NOUVELLES

Le parlement irakien approuve le cabinet du premier ministre Haïdar al-Abadi

08/09/2014 04:43 EDT | Actualisé 08/11/2014 05:12 EST

BAGHDAD, Irak - Le parlement irakien a officiellement nommé Haïdar al-Abadi nouveau premier ministre du pays, tard lundi, en plus d'approuver la majorité des candidats présentés pour composer son cabinet, alors que la pression augmentait pour la création d'un gouvernement rassembleur qui pourra étouffer la montée en puissance des militants sunnites.

Les législateurs ont approuvé tous les candidats proposés par le nouveau gouvernement, à l'exception de quelques postes, soit ceux de ministre de la Défense et de l'Intérieur. M. Al-Abadi a demandé une semaine de plus afin de les nommer.

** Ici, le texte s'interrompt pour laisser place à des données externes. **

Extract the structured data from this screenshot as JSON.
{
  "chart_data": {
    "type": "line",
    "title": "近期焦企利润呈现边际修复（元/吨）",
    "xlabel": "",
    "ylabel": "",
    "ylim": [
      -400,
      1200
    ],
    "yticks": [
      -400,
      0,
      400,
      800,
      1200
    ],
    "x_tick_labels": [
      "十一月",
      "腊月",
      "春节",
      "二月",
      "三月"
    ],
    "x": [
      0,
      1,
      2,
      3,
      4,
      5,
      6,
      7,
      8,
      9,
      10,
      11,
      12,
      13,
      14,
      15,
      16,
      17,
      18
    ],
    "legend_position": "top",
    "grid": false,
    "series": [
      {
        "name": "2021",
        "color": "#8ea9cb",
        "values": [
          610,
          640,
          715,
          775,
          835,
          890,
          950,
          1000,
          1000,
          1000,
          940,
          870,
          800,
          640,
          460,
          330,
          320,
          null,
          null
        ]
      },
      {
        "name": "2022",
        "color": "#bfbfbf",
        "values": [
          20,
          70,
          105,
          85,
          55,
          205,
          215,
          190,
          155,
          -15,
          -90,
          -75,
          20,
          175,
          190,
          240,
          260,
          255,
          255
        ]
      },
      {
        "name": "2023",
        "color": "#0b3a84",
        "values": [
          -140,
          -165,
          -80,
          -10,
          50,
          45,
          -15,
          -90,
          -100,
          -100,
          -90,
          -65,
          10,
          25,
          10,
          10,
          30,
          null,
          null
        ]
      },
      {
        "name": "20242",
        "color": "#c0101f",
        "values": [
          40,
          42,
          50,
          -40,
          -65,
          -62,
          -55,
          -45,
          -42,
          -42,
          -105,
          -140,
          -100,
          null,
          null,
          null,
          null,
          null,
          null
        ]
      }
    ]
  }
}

Le premier ministre sortant Nouri al-Maliki, l'ancien premier ministre Iyad Allawi et l'ancien président du Parlement Oussama al-Nujaïfi ont reçu les titres surtout honorifiques de vice-présidents. Le politicien kurde et ancien ministre des Affaires étrangères Hoshyar Zebari est devenu l'un des trois vice-premiers ministres.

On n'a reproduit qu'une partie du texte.